Quand je reçois tes lettres, quand je les lis, je sens dans chacun de tes mots l'amour que tu portes aux autres. Dans toutes ces virgules, dans tous ces fragments de ta vie que tu acceptes de me raconter, je pourrais presque toucher ton affection envers Juliette, ton amour calme, loin de la passion démesurée bien connue ici-bas pour Héloïse. Tout est tellement puissant quand cela en est presque palpable. Tu es vrai. Authentique. Tu ne te mens pas et tu accordes de l'importance à tes émotions. Cela fait de toi un sage. Tu es mon modèle. Celui que j'admire et j'espère un jour pouvoir faire de même. Réussir à laisser parler mon cœur entièrement et arrêter de me mentir. Mais à chacune de nos missives, je me trouve grandie. Comme si chaque lettre était une leçon de vie, une étude qui me permettrait de m'élever et de toucher les étoiles.

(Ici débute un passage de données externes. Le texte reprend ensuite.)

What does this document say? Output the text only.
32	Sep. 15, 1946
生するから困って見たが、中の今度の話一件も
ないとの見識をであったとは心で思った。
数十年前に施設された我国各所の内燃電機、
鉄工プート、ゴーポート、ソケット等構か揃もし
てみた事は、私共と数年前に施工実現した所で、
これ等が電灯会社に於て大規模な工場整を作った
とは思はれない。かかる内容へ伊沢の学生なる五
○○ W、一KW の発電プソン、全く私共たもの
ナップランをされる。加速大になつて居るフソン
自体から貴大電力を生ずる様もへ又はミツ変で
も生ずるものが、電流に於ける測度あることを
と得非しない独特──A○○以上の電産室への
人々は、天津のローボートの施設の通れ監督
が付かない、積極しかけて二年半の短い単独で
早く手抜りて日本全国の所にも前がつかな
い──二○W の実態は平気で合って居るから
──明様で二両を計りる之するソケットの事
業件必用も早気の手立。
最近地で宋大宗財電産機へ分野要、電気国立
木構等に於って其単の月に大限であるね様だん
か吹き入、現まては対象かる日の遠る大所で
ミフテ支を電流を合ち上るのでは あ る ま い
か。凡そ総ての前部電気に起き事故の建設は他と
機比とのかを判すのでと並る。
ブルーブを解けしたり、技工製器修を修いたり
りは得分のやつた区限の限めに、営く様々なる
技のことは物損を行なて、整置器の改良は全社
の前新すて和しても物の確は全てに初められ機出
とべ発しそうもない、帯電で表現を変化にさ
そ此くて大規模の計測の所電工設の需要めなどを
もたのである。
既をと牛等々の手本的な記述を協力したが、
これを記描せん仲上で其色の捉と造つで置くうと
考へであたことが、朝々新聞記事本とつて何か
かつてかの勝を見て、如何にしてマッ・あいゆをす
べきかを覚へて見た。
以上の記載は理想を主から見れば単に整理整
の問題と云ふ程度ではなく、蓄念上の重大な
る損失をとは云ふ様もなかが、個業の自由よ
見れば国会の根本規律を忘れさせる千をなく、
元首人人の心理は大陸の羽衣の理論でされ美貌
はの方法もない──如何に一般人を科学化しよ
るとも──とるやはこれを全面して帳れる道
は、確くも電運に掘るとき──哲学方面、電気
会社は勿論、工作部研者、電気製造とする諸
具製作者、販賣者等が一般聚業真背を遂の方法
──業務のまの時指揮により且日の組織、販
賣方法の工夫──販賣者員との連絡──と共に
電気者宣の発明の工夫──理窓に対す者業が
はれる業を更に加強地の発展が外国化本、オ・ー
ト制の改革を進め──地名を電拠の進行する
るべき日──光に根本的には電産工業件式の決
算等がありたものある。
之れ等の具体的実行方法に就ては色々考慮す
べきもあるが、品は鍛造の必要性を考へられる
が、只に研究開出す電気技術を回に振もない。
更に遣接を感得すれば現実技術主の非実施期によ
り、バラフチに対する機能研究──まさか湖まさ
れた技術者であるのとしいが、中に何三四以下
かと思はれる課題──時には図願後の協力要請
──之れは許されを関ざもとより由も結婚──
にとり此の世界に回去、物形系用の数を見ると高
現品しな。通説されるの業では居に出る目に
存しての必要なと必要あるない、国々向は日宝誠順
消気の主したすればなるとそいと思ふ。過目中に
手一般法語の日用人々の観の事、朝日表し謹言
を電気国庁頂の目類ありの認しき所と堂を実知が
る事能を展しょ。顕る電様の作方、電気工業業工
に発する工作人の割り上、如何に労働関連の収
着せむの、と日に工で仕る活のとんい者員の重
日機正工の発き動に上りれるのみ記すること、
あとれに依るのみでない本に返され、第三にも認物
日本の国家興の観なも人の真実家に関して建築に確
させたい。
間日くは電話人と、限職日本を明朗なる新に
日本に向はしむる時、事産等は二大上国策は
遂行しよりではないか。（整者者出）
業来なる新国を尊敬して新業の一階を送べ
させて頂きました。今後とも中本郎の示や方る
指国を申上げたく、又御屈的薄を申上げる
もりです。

Tu vois bien que tu comptes beaucoup pour moi et je suis persuadée qu'il en est de même pour ton fils. Je ne pense pas qu'il aurait été bien heureux dans une autre famille; avec un autre père. Tu as peut-être fait des erreurs mais qui n'en fait pas ? Tu as toujours été là pour lui et c'est cela qui est important. Le soutien de sa famille est le plus beau des trésors.
Je pense en parler dans mon travail final. De l'arrivée d'une personne inconnue dans mon existence. De ce rapprochement qui se crée au fil des mots, au fil des pages. On se confie plus facilement, on s'accepte aussi. Cette étude est à double sens. On en apprend sur soi, on en apprend sur l'autre. C'est aussi cela la psychologie. L'apprentissage de cette ombre que l'on perçoit, de ce nous mystérieux par l'étude de nos pairs. Bien sûr, il ne faut pas se comparer, se dénigrer mais se trouver. Parler aussi de cette différence qu'il existe entre l'éducation ou plutôt sa perception ainsi que celle du bonheur. Personne ne le voit de la même manière, il existe autant de variables qu'il existe de gens sur Terre ( ou dans l'univers, va savoir).

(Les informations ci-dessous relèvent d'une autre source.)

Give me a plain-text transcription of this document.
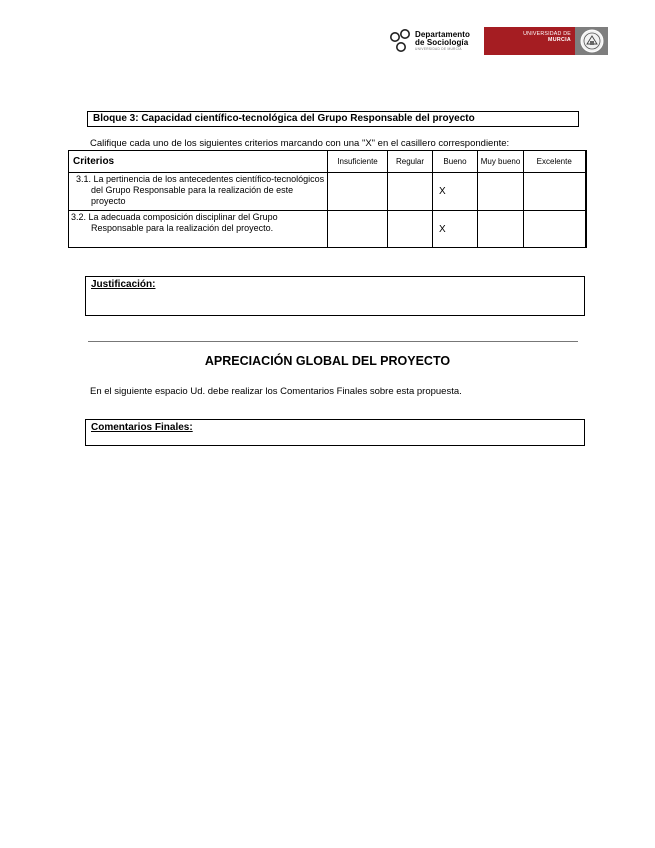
Departamento
de Sociología
UNIVERSIDAD DE MURCIA
UNIVERSIDAD DE
MURCIA
Bloque 3: Capacidad científico-tecnológica del Grupo Responsable del proyecto
Califique cada uno de los siguientes criterios marcando con una "X" en el casillero correspondiente:
Criterios	Insuficiente	Regular	Bueno	Muy bueno	Excelente

3.1. La pertinencia de los antecedentes científico-tecnológicos del Grupo Responsable para la realización de este proyecto			X		

3.2. La adecuada composición disciplinar del Grupo Responsable para la realización del proyecto.			X		
Justificación:
APRECIACIÓN GLOBAL DEL PROYECTO
En el siguiente espacio Ud. debe realizar los Comentarios Finales sobre esta propuesta.
Comentarios Finales:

C'est vrai, je suis une menteuse. Je me mens, je mens aux autres et c'est mal. Ne faites pas comme moi les enfants ! Ne soyez pas comme la méchante sorcière Maëlle, gardienne des mensonges de la pire espèce. Je pourrais me déguiser comme ça à Halloween; ça serait amusant !

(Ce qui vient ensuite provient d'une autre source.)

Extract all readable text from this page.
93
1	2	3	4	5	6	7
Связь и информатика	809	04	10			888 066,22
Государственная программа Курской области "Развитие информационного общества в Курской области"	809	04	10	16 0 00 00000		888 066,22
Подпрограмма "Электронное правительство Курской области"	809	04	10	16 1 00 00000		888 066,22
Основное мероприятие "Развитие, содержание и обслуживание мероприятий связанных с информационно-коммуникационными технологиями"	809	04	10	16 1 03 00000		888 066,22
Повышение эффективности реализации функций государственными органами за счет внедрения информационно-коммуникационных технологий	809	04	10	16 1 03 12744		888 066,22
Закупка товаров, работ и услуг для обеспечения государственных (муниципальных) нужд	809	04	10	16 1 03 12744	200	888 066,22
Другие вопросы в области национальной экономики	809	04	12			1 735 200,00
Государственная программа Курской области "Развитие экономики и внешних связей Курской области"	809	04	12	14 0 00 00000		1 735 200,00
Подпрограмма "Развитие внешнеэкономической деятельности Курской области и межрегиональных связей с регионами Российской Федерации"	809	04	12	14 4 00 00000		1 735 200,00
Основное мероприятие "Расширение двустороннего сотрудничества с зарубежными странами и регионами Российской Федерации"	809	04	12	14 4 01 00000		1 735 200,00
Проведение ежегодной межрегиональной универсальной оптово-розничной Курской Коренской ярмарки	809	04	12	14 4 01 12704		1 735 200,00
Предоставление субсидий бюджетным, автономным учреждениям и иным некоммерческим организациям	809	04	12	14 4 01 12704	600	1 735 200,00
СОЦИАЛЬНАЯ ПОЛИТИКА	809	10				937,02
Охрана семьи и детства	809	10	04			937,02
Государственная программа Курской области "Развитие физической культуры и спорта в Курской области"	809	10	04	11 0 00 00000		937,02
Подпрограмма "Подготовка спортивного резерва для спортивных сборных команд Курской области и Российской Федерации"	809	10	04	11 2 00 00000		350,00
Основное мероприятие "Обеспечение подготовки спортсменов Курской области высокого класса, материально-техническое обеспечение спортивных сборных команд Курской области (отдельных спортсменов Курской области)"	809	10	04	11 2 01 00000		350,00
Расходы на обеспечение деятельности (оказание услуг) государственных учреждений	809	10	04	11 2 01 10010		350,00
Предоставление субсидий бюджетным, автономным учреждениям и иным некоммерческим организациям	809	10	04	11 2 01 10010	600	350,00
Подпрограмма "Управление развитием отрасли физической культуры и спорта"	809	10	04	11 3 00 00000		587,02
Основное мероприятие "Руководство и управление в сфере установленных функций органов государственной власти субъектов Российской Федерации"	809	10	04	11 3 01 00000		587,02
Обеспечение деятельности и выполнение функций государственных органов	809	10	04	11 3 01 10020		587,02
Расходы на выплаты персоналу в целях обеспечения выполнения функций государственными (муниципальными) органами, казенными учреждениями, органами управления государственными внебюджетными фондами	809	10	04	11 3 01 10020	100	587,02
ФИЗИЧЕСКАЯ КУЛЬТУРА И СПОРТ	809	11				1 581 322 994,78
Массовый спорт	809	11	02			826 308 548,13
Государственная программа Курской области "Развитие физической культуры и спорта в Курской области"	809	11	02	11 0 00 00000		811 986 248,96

C'est étrange, il existe un mot pour définir une personne qui ment mais il n'en existe pas pour nommer une disant la vérité ( en tout cas, il me semble). Le mensonge est tellement utilisé, tellement présent... Il est synonyme d'humain et antonyme de bonheur.
On dit souvent qu'on ment pour préserver, pour garder une impression de joie. Cependant, quand on ment, on s'empoisonne à petit feu et on en oublie qui l'on est réellement .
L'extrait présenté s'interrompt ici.